TELOSscope: The Telos Press Blog

Guantanamo and Patrick Fitzgerald: Special Prosecution as Extralegality

Arguments against the treatment of prisoners at Guantanamo have generally focused on the problem of establishing a zone that appeared to be outside commonly accepted rules of law. The captives were treated neither as prisoners of war, subject to treaties and international law, nor were they seen as vested with the constitutional rights applicable within the US. To some extent, this ambiguous outcome resulted from the anomalous nature of the war in Afghanistan but generally characterizes the wider war on terror: the enemy, not made up of regular soldiers, is also not a composed simply of criminals in the normal sense of the term. To date, the conflict between the liberal approach to view terrorists as criminals and respond with police action and the administration’s view of them as enemies, justifying a war footing, leaves an unresolved categorical problem, which—to say the least—has become an enormous political problem.

As a problem for political theory, Guantanamo points to concerns about a “state of exception,” as formulated by thinkers as diverse as Carl Schmitt and Giorgio Agamben. To what extent do political systems depend on exceptions? That sort of argument, evidently, could lead to an apologetic claim of the necessity of extralegality. Others may wish to comment on that line of thought. Of additional interest however is the duplication of processes of extralegality in the recent experience with special prosecution. In terms of the political spectrum, if Guantanamo was a problem for “the right,” special prosecution—especially Fitzgerald’s—is a problem for the “the left.”

In the Valerie Plame case, at least three levels are at stake. The most basic is the status of “special prosecution” altogether—while it is authorized by legislation, it also stands outside of regular legality. Whether it can be subsumed under a standard liberal “checks and balances” model is at least subject to question, because it is nearly impossible to imagine such prosecution immune to partisan pressures.

The second level is precisely this partisanship, as evidenced in the outcome here. As long as the potential targets were from the enemy political camp, the prosecution was pursued vigorously. Now that we know that it was Armitage—not an interesting political target—the passion has disappeared. In other words, the point was not to punish a lawbreaker but to bring down a political enemy. Some rule of law.

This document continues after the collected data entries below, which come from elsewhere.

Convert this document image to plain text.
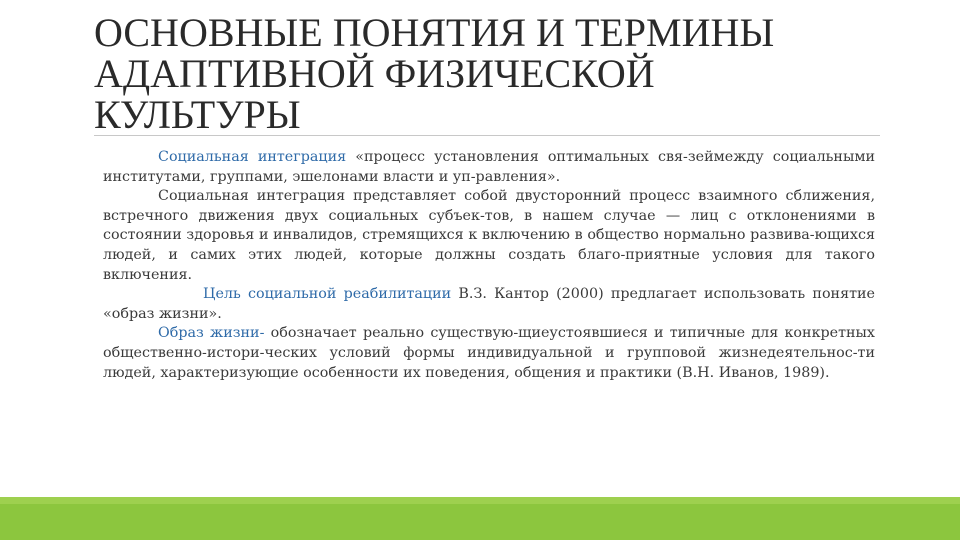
ОСНОВНЫЕ ПОНЯТИЯ И ТЕРМИНЫ
АДАПТИВНОЙ ФИЗИЧЕСКОЙ
КУЛЬТУРЫ

Социальная интеграция «процесс установления оптимальных свя-зеймежду социальными институтами, группами, эшелонами власти и уп-равления».

Социальная интеграция представляет собой двусторонний процесс взаимного сближения, встречного движения двух социальных субъек-тов, в нашем случае — лиц с отклонениями в состоянии здоровья и инвалидов, стремящихся к включению в общество нормально развива-ющихся людей, и самих этих людей, которые должны создать благо-приятные условия для такого включения.

Цель социальной реабилитации В.З. Кантор (2000) предлагает использовать понятие «образ жизни».

Образ жизни- обозначает реально существую-щиеустоявшиеся и типичные для конкретных общественно-истори-ческих условий формы индивидуальной и групповой жизнедеятельнос-ти людей, характеризующие особенности их поведения, общения и практики (В.Н. Иванов, 1989).
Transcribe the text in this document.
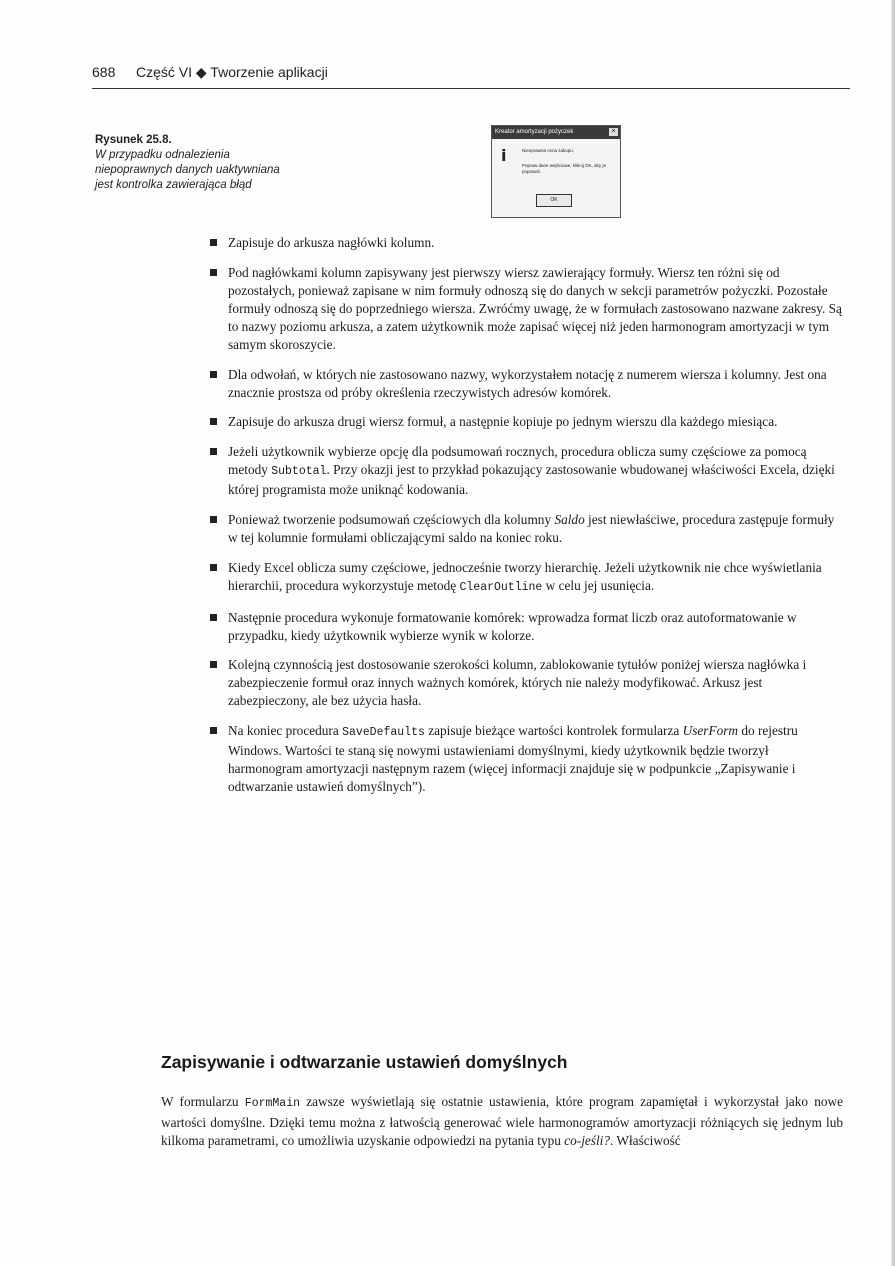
688 Część VI ◆ Tworzenie aplikacji
Rysunek 25.8.
W przypadku odnalezienia niepoprawnych danych uaktywniana jest kontrolka zawierająca błąd
Kreator amortyzacji pożyczek	×
ⅰ	Nieoprawna cena zakupu.
Popraw dane wejściowe, kliknij OK, aby je poprawić.
OK
Zapisuje do arkusza nagłówki kolumn.
Pod nagłówkami kolumn zapisywany jest pierwszy wiersz zawierający formuły. Wiersz ten różni się od pozostałych, ponieważ zapisane w nim formuły odnoszą się do danych w sekcji parametrów pożyczki. Pozostałe formuły odnoszą się do poprzedniego wiersza. Zwróćmy uwagę, że w formułach zastosowano nazwane zakresy. Są to nazwy poziomu arkusza, a zatem użytkownik może zapisać więcej niż jeden harmonogram amortyzacji w tym samym skoroszycie.
Dla odwołań, w których nie zastosowano nazwy, wykorzystałem notację z numerem wiersza i kolumny. Jest ona znacznie prostsza od próby określenia rzeczywistych adresów komórek.
Zapisuje do arkusza drugi wiersz formuł, a następnie kopiuje po jednym wierszu dla każdego miesiąca.
Jeżeli użytkownik wybierze opcję dla podsumowań rocznych, procedura oblicza sumy częściowe za pomocą metody Subtotal. Przy okazji jest to przykład pokazujący zastosowanie wbudowanej właściwości Excela, dzięki której programista może uniknąć kodowania.
Ponieważ tworzenie podsumowań częściowych dla kolumny Saldo jest niewłaściwe, procedura zastępuje formuły w tej kolumnie formułami obliczającymi saldo na koniec roku.
Kiedy Excel oblicza sumy częściowe, jednocześnie tworzy hierarchię. Jeżeli użytkownik nie chce wyświetlania hierarchii, procedura wykorzystuje metodę ClearOutline w celu jej usunięcia.
Następnie procedura wykonuje formatowanie komórek: wprowadza format liczb oraz autoformatowanie w przypadku, kiedy użytkownik wybierze wynik w kolorze.
Kolejną czynnością jest dostosowanie szerokości kolumn, zablokowanie tytułów poniżej wiersza nagłówka i zabezpieczenie formuł oraz innych ważnych komórek, których nie należy modyfikować. Arkusz jest zabezpieczony, ale bez użycia hasła.
Na koniec procedura SaveDefaults zapisuje bieżące wartości kontrolek formularza UserForm do rejestru Windows. Wartości te staną się nowymi ustawieniami domyślnymi, kiedy użytkownik będzie tworzył harmonogram amortyzacji następnym razem (więcej informacji znajduje się w podpunkcie „Zapisywanie i odtwarzanie ustawień domyślnych”).
Zapisywanie i odtwarzanie ustawień domyślnych

W formularzu FormMain zawsze wyświetlają się ostatnie ustawienia, które program zapamiętał i wykorzystał jako nowe wartości domyślne. Dzięki temu można z łatwością generować wiele harmonogramów amortyzacji różniących się jednym lub kilkoma parametrami, co umożliwia uzyskanie odpowiedzi na pytania typu co-jeśli?. Właściwość
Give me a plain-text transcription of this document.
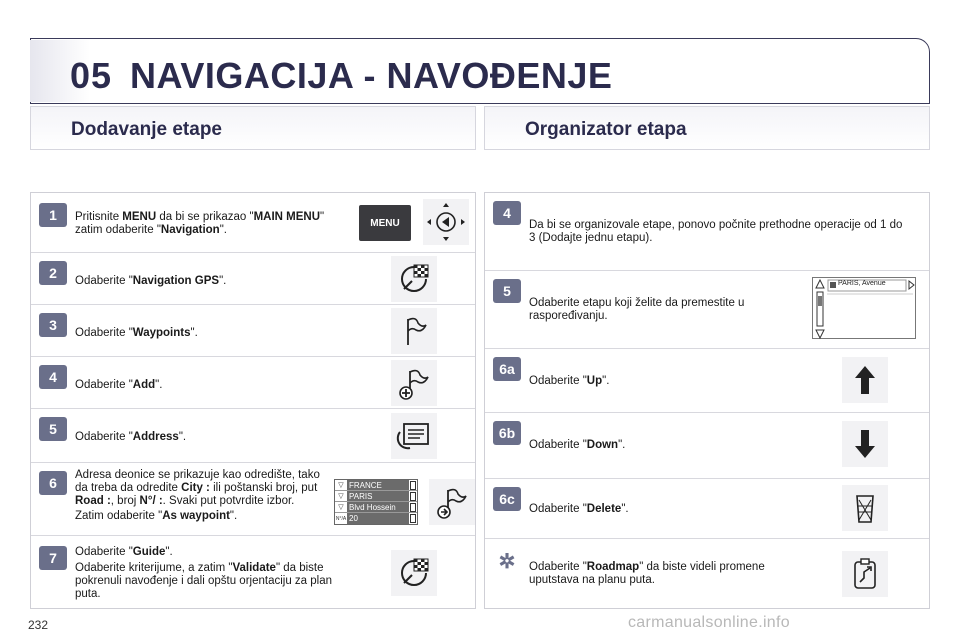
05 NAVIGACIJA - NAVOĐENJE
Dodavanje etape	Organizator etapa
1	Pritisnite MENU da bi se prikazao "MAIN MENU" zatim odaberite "Navigation".
MENU
2	Odaberite "Navigation GPS".
3	Odaberite "Waypoints".
4	Odaberite "Add".
5	Odaberite "Address".
6	Adresa deonice se prikazuje kao odredište, tako da treba da odredite City : ili poštanski broj, put Road :, broj N°/ :. Svaki put potvrdite izbor.
Zatim odaberite "As waypoint".
▽ FRANCE
▽ PARIS
▽ Blvd Hossein
N°/A 20
7	Odaberite "Guide".
Odaberite kriterijume, a zatim "Validate" da biste pokrenuli navođenje i dali opštu orjentaciju za plan puta.
4
Da bi se organizovale etape, ponovo počnite prethodne operacije od 1 do 3 (Dodajte jednu etapu).
5
Odaberite etapu koji želite da premestite u raspoređivanju.
PARIS, Avenue
6a
Odaberite "Up".
6b
Odaberite "Down".
6c
Odaberite "Delete".
✲	Odaberite "Roadmap" da biste videli promene uputstava na planu puta.
232	carmanualsonline.info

(There was of course an issue of journalistic ethos in all of this: should reporters reveal sources or protect them? The fact that the liberal media, otherwise highly protective of journalists’ obligation to protect sources, argued that conservative columnist Novak should reveal his source is a parallel problem: the general ethical principle holds, except when it is opportune to sacrifice it to political expediency, as made clear in a Wall Street Journal opinion piece.)

The third level of extralegality in special prosecution, beyond the general problem of partisanship, is evidenced by the particular conduct of this case. It provides an opportunity for limitless investigation. As discussed in the New York Times on Saturday, September 2, we now understand that Special Prosecutor Fitzgerald knew the source of the disputed leak from the very start of his investigation, but nonetheless continued to fish for years. So it was not a matter of dropping out once it was determined that the culprit was not a political enemy—that would be simple and normal partisan corruption—but rather: even after there was a clear admission of guilt on the part of the gossipy culprit (Armitage), the Special Prosecutor chose to push on to find if there were any bigger and better fish to fry (Libby). This was then no longer a matter of prosecuting a crime but in fact an effort to elicit a crime—false testimony to a grand jury—in order to keep the special prosecution going. This sort of aggressive inquisition, a likely outcome of an ambitious prosecutorial habitus, indicates a systemic need to generate crime to support the bureaucratic apparatus. This rule of law, at least, thrives on its own generation of extralegality. If it’s a problem at Guantanamo, then it’s a problem in special prosecution as well.